Source: The Economist BY B.R.
To the joy of newsites everywhere keen for something quirky to report over the Christmas period (mea culpa), last week Kuala Lumpur International Airport (KLIA) admitted that it could not trace the owners of three jumbo jets that had been parked on its tarmac for over a year. In a newspaper advert, the operators of the airport appealed for the owners of the “untraceable” 747s to come forward, otherwise it would sell them and use the proceeds to pay for the accrued parking charges and the like.

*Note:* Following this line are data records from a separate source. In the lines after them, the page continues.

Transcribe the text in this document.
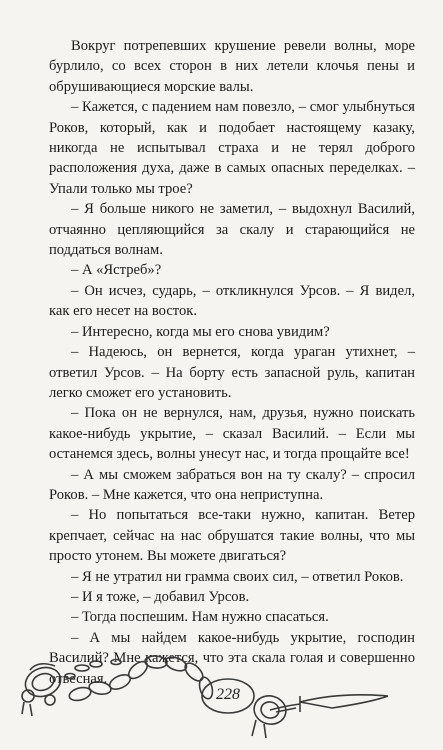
Вокруг потрепевших крушение ревели волны, море бурлило, со всех сторон в них летели клочья пены и обрушивающиеся морские валы.

– Кажется, с падением нам повезло, – смог улыбнуться Роков, который, как и подобает настоящему казаку, никогда не испытывал страха и не терял доброго расположения духа, даже в самых опасных переделках. – Упали только мы трое?

– Я больше никого не заметил, – выдохнул Василий, отчаянно цепляющийся за скалу и старающийся не поддаться волнам.

– А «Ястреб»?

– Он исчез, сударь, – откликнулся Урсов. – Я видел, как его несет на восток.

– Интересно, когда мы его снова увидим?

– Надеюсь, он вернется, когда ураган утихнет, – ответил Урсов. – На борту есть запасной руль, капитан легко сможет его установить.

– Пока он не вернулся, нам, друзья, нужно поискать какое-нибудь укрытие, – сказал Василий. – Если мы останемся здесь, волны унесут нас, и тогда прощайте все!

– А мы сможем забраться вон на ту скалу? – спросил Роков. – Мне кажется, что она неприступна.

– Но попытаться все-таки нужно, капитан. Ветер крепчает, сейчас на нас обрушатся такие волны, что мы просто утонем. Вы можете двигаться?

– Я не утратил ни грамма своих сил, – ответил Роков.

– И я тоже, – добавил Урсов.

– Тогда поспешим. Нам нужно спасаться.

– А мы найдем какое-нибудь укрытие, господин Василий? Мне кажется, что эта скала голая и совершенно отвесная.

228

The mystery may have been solved. Swift Air Cargo, a Malaysian carrier, has claimed ownership of the aircraft. It says that the planes originally belonged to Flugvik, an Icelandic plane-leasing firm. They were leased to AirAtlanta Icelandic, which stopped flying them in 2010. At some point they were then de-registered, passed through various hands, including a Chinese carrier called Shaanxi Sunshine Cargo, and were eventually bought by Swift five years later. In a statement Swift said:
[Two of the aircraft] went from Iceland, through China to a Hong Kong entity and then to SWIFT, while [the third] went from Iceland, through Turkey to a Hong Kong entity and never was part of Shaanxi Sunshine Cargo.
The assumption MASSB (MAHB) [the airport operator] made was that the company paying the parking fees on the aircraft was the aircraft owner. This is not necessarily the case. Quite often, an airline will have various companies handle different aspects of the airline such as parking, aircraft handling, consumables, food and beverage, minor aircraft maintenance and security. Thus, just because Shaanxi Sunshine Cargo was paying the parking fee of the (3) Boeings does not determine ownership of the said aircraft as is evidenced when Shaanxi Sunshine Cargo was paying the parking fee for [the third plane] although it had never been the owner.
In what sounds like a bureaucratic circle of hell, Blue Peterson, Swift’s boss, told the BBC that KLIA has refused it access to the planes until it could produce registration documents. Yet it has been unable to log the jumbos because to do so “they must first undergo maintenance checks. And I can’t even go on the property to look at my own planes”. Resolving that catch-22, to the continued delight of news editors, does not sound easy.